Dialek dan bahasa Seasea turut menjadi perhatian .Selain
khas dalam dialek, juga sepertinya beberapa kosa kata yang digunakan sulit
dipahami
“ada beberapa bahasa yang sulit saya pahami orang sini,
mereka di sini masih pakai bahasa asli Seasea, sedangkan kami yang di bawah
sudah tercampur dengan bahasa lain”, terang Mikus.
Bahasa orang Seasea, tambah Mikus, oleh masyarakat yang
bermukim di desa Osan mengakui ada beberapa kosa kata yang dimiliki oleh
saudara mereka yang ada di gunung justru tidak dimengerti.Terutama mereka yang
berdiam di wilayah lipu Tubuan yang tinggal lebih jauh lagi dalam
hutan.Artinya, bahasa asli memang masih terpelihara.
Menyoal tentang kekhasan Seasea dalam berbahasa.Mari kita
coba mencermati tentang bahasa bahasa yang ada di Banggai dan Banggai
Kepulauan.Adapun bahasa orang Seasea merupakan salah satu bahasa Banggai yang
mempunyai konstruksi genitive bertiga ganda. Salah satu contoh kata aki yang
berarti tidak yang berbeda dengan bahasa Balantak yang mengatakan sian dan
Saluan menyebut madi untuk kata yang bermakna sama. Para pengucap aki di masyarakat
Banggai juga terbagi dalam dua bagian.Satu bagian di wilayah Timur dan satu
kelompok komunitas di wilayah Barat.
Di Pulau Peling, semakin mengarah ke wilayah barat,
nampaknya memiliki perbedaan dialektis dari pengunaan kata di banding dengan
para penguna kata aki di wilayah timur. Di mana komunitas di wilayah barat,
khususnya di Seasea menghilangkan huruf huruf K dan G di tengah kata dengan
mengantinya dengan hamzah.Sehingga kata aki menjadi a’i. Dialek Seasea yang
khas lainnya adalah di setiap kata yang mengandung huruf R dan diganti dengan
huruf L. Sehingga, dalam berbahasa Seasea terdengar cadel.

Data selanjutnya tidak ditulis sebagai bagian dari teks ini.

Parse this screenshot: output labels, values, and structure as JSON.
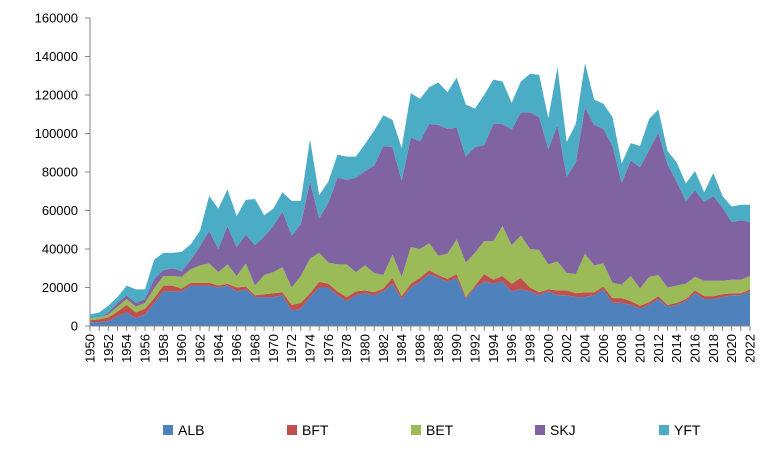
{
  "chart_data": {
    "type": "area",
    "stacked": true,
    "title": "",
    "xlabel": "",
    "ylabel": "",
    "ylim": [
      0,
      160000
    ],
    "yticks": [
      0,
      20000,
      40000,
      60000,
      80000,
      100000,
      120000,
      140000,
      160000
    ],
    "ytick_labels": [
      "0",
      "20000",
      "40000",
      "60000",
      "80000",
      "100000",
      "120000",
      "140000",
      "160000"
    ],
    "xtick_labels": [
      "1950",
      "1952",
      "1954",
      "1956",
      "1958",
      "1960",
      "1962",
      "1964",
      "1966",
      "1968",
      "1970",
      "1972",
      "1974",
      "1976",
      "1978",
      "1980",
      "1982",
      "1984",
      "1986",
      "1988",
      "1990",
      "1992",
      "1994",
      "1996",
      "1998",
      "2000",
      "2002",
      "2004",
      "2006",
      "2008",
      "2010",
      "2012",
      "2014",
      "2016",
      "2018",
      "2020",
      "2022"
    ],
    "grid": false,
    "legend_position": "bottom",
    "x": [
      1950,
      1951,
      1952,
      1953,
      1954,
      1955,
      1956,
      1957,
      1958,
      1959,
      1960,
      1961,
      1962,
      1963,
      1964,
      1965,
      1966,
      1967,
      1968,
      1969,
      1970,
      1971,
      1972,
      1973,
      1974,
      1975,
      1976,
      1977,
      1978,
      1979,
      1980,
      1981,
      1982,
      1983,
      1984,
      1985,
      1986,
      1987,
      1988,
      1989,
      1990,
      1991,
      1992,
      1993,
      1994,
      1995,
      1996,
      1997,
      1998,
      1999,
      2000,
      2001,
      2002,
      2003,
      2004,
      2005,
      2006,
      2007,
      2008,
      2009,
      2010,
      2011,
      2012,
      2013,
      2014,
      2015,
      2016,
      2017,
      2018,
      2019,
      2020,
      2021,
      2022
    ],
    "series": [
      {
        "name": "ALB",
        "color": "#4f81bd",
        "values": [
          2000,
          2000,
          2500,
          5000,
          7000,
          4000,
          6000,
          12000,
          18000,
          18000,
          18000,
          21000,
          21000,
          21000,
          20000,
          21000,
          18000,
          19000,
          15000,
          15000,
          15000,
          16000,
          8000,
          9000,
          15000,
          20000,
          20000,
          16000,
          13000,
          16000,
          17000,
          16000,
          18000,
          22000,
          14000,
          20000,
          23000,
          27000,
          25000,
          23000,
          25000,
          14000,
          20000,
          23000,
          22000,
          23000,
          18000,
          19000,
          18000,
          16000,
          18000,
          16000,
          16000,
          15000,
          15000,
          16000,
          19000,
          12000,
          12000,
          11000,
          9000,
          11000,
          14000,
          10000,
          11000,
          13000,
          17000,
          14000,
          14000,
          15000,
          16000,
          16000,
          18000
        ]
      },
      {
        "name": "BFT",
        "color": "#c0504d",
        "values": [
          1000,
          1500,
          2000,
          2500,
          4000,
          3000,
          3000,
          2500,
          3000,
          3000,
          1500,
          1500,
          1500,
          1500,
          1000,
          1000,
          2000,
          1500,
          1000,
          1500,
          2000,
          1500,
          3000,
          3000,
          2000,
          3000,
          2000,
          2000,
          2000,
          2000,
          1500,
          1500,
          1500,
          3000,
          1500,
          2000,
          2000,
          2000,
          1500,
          1500,
          2000,
          1000,
          1000,
          4000,
          2000,
          3000,
          4000,
          6000,
          2000,
          1500,
          1000,
          2500,
          2500,
          2000,
          2500,
          1500,
          1500,
          2500,
          2500,
          2000,
          1500,
          1500,
          1500,
          1000,
          1000,
          1000,
          1500,
          1500,
          1500,
          1500,
          1000,
          1000,
          1000
        ]
      },
      {
        "name": "BET",
        "color": "#9bbb59",
        "values": [
          1000,
          1000,
          1500,
          2500,
          3000,
          3000,
          3000,
          5000,
          5000,
          5000,
          6000,
          7000,
          9000,
          10000,
          7000,
          10000,
          6000,
          12000,
          5000,
          10000,
          11000,
          13000,
          9000,
          14000,
          18000,
          15000,
          11000,
          14000,
          17000,
          10000,
          13000,
          10000,
          7000,
          12000,
          10000,
          19000,
          15000,
          14000,
          10000,
          13000,
          18000,
          18000,
          17000,
          17000,
          20000,
          26000,
          20000,
          22000,
          20000,
          22000,
          13000,
          15000,
          9000,
          10000,
          20000,
          14000,
          12000,
          8000,
          7000,
          13000,
          9000,
          13000,
          11000,
          9000,
          9000,
          8000,
          7000,
          8000,
          8000,
          7000,
          7000,
          7000,
          7000
        ]
      },
      {
        "name": "SKJ",
        "color": "#8064a2",
        "values": [
          0,
          0,
          1000,
          2000,
          2000,
          2000,
          2000,
          5000,
          3000,
          4000,
          3000,
          5000,
          10000,
          17000,
          12000,
          20000,
          15000,
          15000,
          21000,
          20000,
          24000,
          29000,
          27000,
          27000,
          40000,
          18000,
          31000,
          45000,
          44000,
          49000,
          49000,
          56000,
          67000,
          56000,
          50000,
          57000,
          56000,
          62000,
          68000,
          65000,
          58000,
          55000,
          55000,
          50000,
          61000,
          53000,
          60000,
          64000,
          71000,
          69000,
          60000,
          71000,
          50000,
          58000,
          76000,
          73000,
          70000,
          71000,
          53000,
          60000,
          63000,
          66000,
          74000,
          64000,
          54000,
          43000,
          45000,
          41000,
          44000,
          38000,
          30000,
          31000,
          28000
        ]
      },
      {
        "name": "YFT",
        "color": "#4bacc6",
        "values": [
          2000,
          2500,
          3500,
          3000,
          5000,
          7000,
          5000,
          10000,
          9000,
          8000,
          10000,
          8000,
          8000,
          18000,
          21000,
          19000,
          16000,
          18000,
          24000,
          11000,
          9000,
          10000,
          18000,
          12000,
          22000,
          12000,
          11000,
          12000,
          12000,
          11000,
          14000,
          18000,
          16000,
          14000,
          17000,
          23000,
          22000,
          19000,
          22000,
          19000,
          26000,
          27000,
          20000,
          26000,
          23000,
          22000,
          14000,
          16000,
          20000,
          22000,
          16000,
          30000,
          18000,
          20000,
          23000,
          13000,
          13000,
          15000,
          10000,
          9000,
          11000,
          16000,
          12000,
          7000,
          10000,
          9000,
          10000,
          5000,
          12000,
          6000,
          8000,
          8000,
          9000
        ]
      }
    ]
  }
}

Ada kemungkinan, perbedaan dialek ini terjadi karena kedua
kelompok komunitas ini terpisah dari sisi wilayah dan aksebilitas.Satu kelompok
berdiam di desa dan satu kelompok masih berdiam di hutan.Kelompok komunitas
yang ada di desa Osan memiliki akses untuk berhubungan dengan dunia luar
sehingga memiliki system transformasi bahasa dan social budaya yang cepat
berubah.
Sedang komunitas yang masih tinggal di hutan masih
terisolasi.Keterisolasian ini kemudian menciptakan sisi positif di mana bahasa
asli orang Seasea yang bermukim di hutan tidak mudah dipengaruhi oleh bahasa
dan dialek lain. Terutama pengaruh bahasa Indonesia yang umumnya menjadi bahasa
sehari hari mayoritas masyarakat yang ada di Pulau Peling.
Terkait soal itu, Komunitas Seasea dalam meneruskan sejarah
dan budayanya, termasuk dalam melestarikan bahasa lokal hanya bergantung pada
budaya tutur. Komunitas Seasea tidak mengenal proses pendokumentasian dalam
bentuk tulis, hanya lisan dari generasi ke generasi. Di komunitas lain di
Indonesia, semisal Kertagama di Jawa dan Lagaligo dan aksara Lontara milik
Bugis Makassar, terbukti mampu melestarikan budaya dan bahasa setempat sampai
saat ini.Adapun Seasea hanya mengenal pendokumentasian bahasa asli hanya dengan
teks berupa tuturan, nyanyian, tanda dan symbol.